In 1965, Medicare Was Rolled Out In 8 Months. How?

By Laurie Tarkan
WellBeeFile, Jan. 24, 2014

Dr. Stephanie Woolhandler, a member of Physicians for a National Health Program, which advocates for a single payer national health program, is professor in the CUNY School of Public Health at Hunter College. WellBeeFile (WBF) interviewed her about her views on the Affordable Care Act and its rollout.

WellBeeFile: As an advocate of single payer national health program, do you think that the Affordable Care Act is a step in that direction?

Steffie Woolhandler: The ACA will expand Medicaid (the joint federal-state program for the poor).  Medicaid is better than no insurance, but does not provide fully adequate coverage. Medicaid reimbursements tend to be so low that many doctors refuse to accept it.  In addition, Medicaid managed care plans tend to have very narrow networks of providers.  So this expansion will ameliorate some of the suffering of poor Americans, but does not provide a model for a universal, high quality health system.

WBF: What do you think is good about the ACA?

SW: As mentioned above, Medicaid expansion will be an improvement over what we have in 2013. In addition, the ACA places some good new regulations on private insurers, such as the elimination of pre-existing condition exclusions and the removal of lifetime caps.  Previously, several thousand privately insured Americans each year reached their cap (typically $500,000 to $1 million) and then their insurance stopped paying their medical bills.  Banning these grossly unfair private insurance practices is particularly important for non-elderly people who experience severe illness such as cancer.

WBF: Do you think the website problems have occurred because of the sheer number of private companies on the exchanges?

SW: The website problems reflect the immense complexity of health financing under the ACA.  This is not just a problem of a multiplicity of insurers (indeed, in some markets there are just one or two insurers), but also the byzantine complexity of the eligibility, coverage, and subsidy rules.  We know that a single payer would entail dramatically lower administrative burdens and costs. Traditional Medicare was rolled out in just eight months during the fall of 1965 and spring of 1966, in an era before computers.  Traditional Medicare (i.e. excluding the private Medicare Advantage plans) has overhead of about 2 percent, as does Canada’s national health insurance program.  Private insurance plans are allowed to have overhead of 15 percent to 20 percent under the ACA.

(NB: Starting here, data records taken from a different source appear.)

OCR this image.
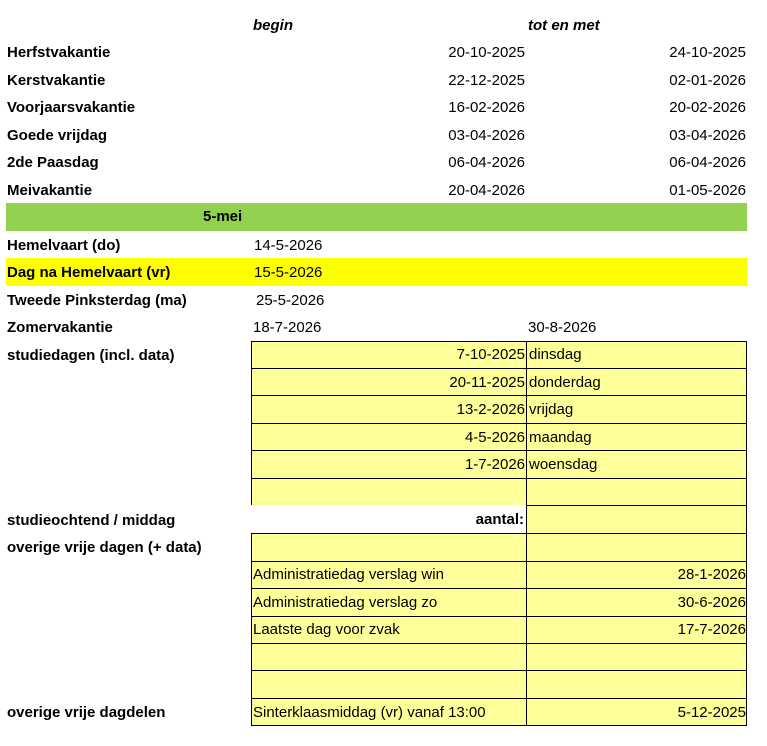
begin	tot en met
Herfstvakantie	20-10-2025	24-10-2025
Kerstvakantie	22-12-2025	02-01-2026
Voorjaarsvakantie	16-02-2026	20-02-2026
Goede vrijdag	03-04-2026	03-04-2026
2de Paasdag	06-04-2026	06-04-2026
Meivakantie	20-04-2026	01-05-2026
5-mei
Hemelvaart (do)	14-5-2026
Dag na Hemelvaart (vr)	15-5-2026
Tweede Pinksterdag (ma)	25-5-2026
Zomervakantie	18-7-2026	30-8-2026
studiedagen (incl. data)	7-10-2025 dinsdag
20-11-2025 donderdag
13-2-2026 vrijdag
4-5-2026 maandag
1-7-2026 woensdag
studieochtend / middag	aantal:
overige vrije dagen (+ data)
Administratiedag verslag win	28-1-2026
Administratiedag verslag zo	30-6-2026
Laatste dag voor zvak	17-7-2026
overige vrije dagdelen	Sinterklaasmiddag (vr) vanaf 13:00	5-12-2025
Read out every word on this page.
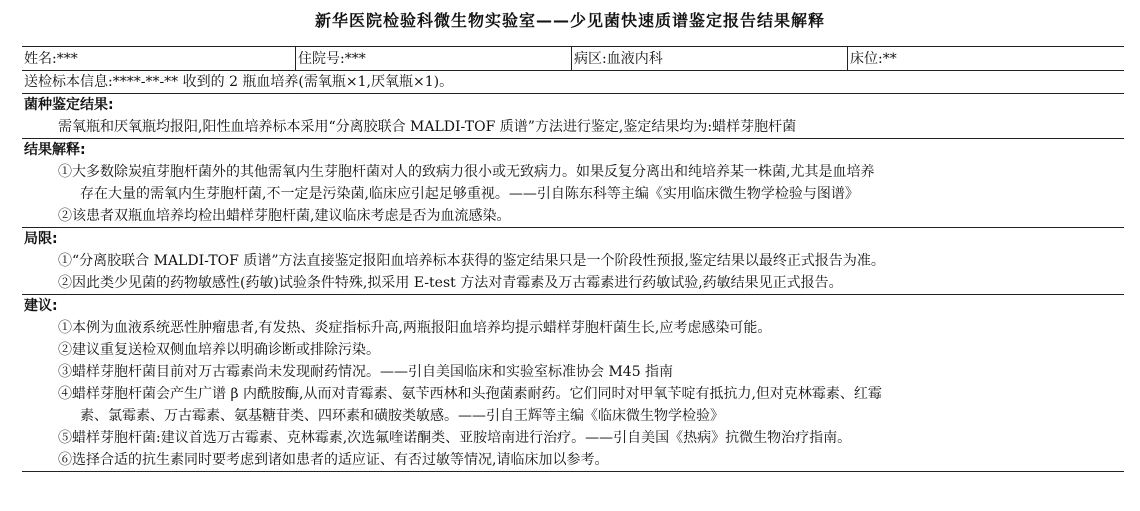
新华医院检验科微生物实验室——少见菌快速质谱鉴定报告结果解释
姓名:***	住院号:***	病区:血液内科	床位:**
送检标本信息:****-**-** 收到的 2 瓶血培养(需氧瓶×1,厌氧瓶×1)。
菌种鉴定结果:
需氧瓶和厌氧瓶均报阳,阳性血培养标本采用“分离胶联合 MALDI-TOF 质谱”方法进行鉴定,鉴定结果均为:蜡样芽胞杆菌
结果解释:
①大多数除炭疽芽胞杆菌外的其他需氧内生芽胞杆菌对人的致病力很小或无致病力。如果反复分离出和纯培养某一株菌,尤其是血培养
存在大量的需氧内生芽胞杆菌,不一定是污染菌,临床应引起足够重视。——引自陈东科等主编《实用临床微生物学检验与图谱》
②该患者双瓶血培养均检出蜡样芽胞杆菌,建议临床考虑是否为血流感染。
局限:
①“分离胶联合 MALDI-TOF 质谱”方法直接鉴定报阳血培养标本获得的鉴定结果只是一个阶段性预报,鉴定结果以最终正式报告为准。
②因此类少见菌的药物敏感性(药敏)试验条件特殊,拟采用 E-test 方法对青霉素及万古霉素进行药敏试验,药敏结果见正式报告。
建议:
①本例为血液系统恶性肿瘤患者,有发热、炎症指标升高,两瓶报阳血培养均提示蜡样芽胞杆菌生长,应考虑感染可能。
②建议重复送检双侧血培养以明确诊断或排除污染。
③蜡样芽胞杆菌目前对万古霉素尚未发现耐药情况。——引自美国临床和实验室标准协会 M45 指南
④蜡样芽胞杆菌会产生广谱 β 内酰胺酶,从而对青霉素、氨苄西林和头孢菌素耐药。它们同时对甲氧苄啶有抵抗力,但对克林霉素、红霉
素、氯霉素、万古霉素、氨基糖苷类、四环素和磺胺类敏感。——引自王辉等主编《临床微生物学检验》
⑤蜡样芽胞杆菌:建议首选万古霉素、克林霉素,次选氟喹诺酮类、亚胺培南进行治疗。——引自美国《热病》抗微生物治疗指南。
⑥选择合适的抗生素同时要考虑到诸如患者的适应证、有否过敏等情况,请临床加以参考。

WBF: What do you think is problematic about the ACA?

SW: The worst aspect of the ACA is that 32 million Americans will remain uninsured after the ACA is fully implemented.  The ACA reinforces the role of the private insurance industry which is responsible for the complexity and high administrative costs of the current system.

WBF: Do you think older individuals will be able to find affordable health insurance?

SW: Some middle-class people 50-64 years old will be able to afford the new coverage; some won’t. People with incomes within 250 percent of the poverty line will receive substantial subsidies to help them afford coverage.  Above 250 percent (and particularly above 400 percent) of poverty, insurance will be quite expensive.

WBF: Do you have any recommendations for people when sorting through the different medal plans?

SW: On some exchanges, there are many variations of similar plans. First of all, if your income is between 138 percent and 250 percent of poverty, you must purchase a Silver plan to be eligible for a second set of subsidies to offset co-payments and deductibles.  For anyone else, lower cost premiums will almost always translate into higher out-of-pocket costs.  Unfortunately, it is almost impossible to figure out what your total costs (including premiums and out-of-pocket costs) will be under any given plan, since that depends so much on what illnesses or injuries befall you in the next year.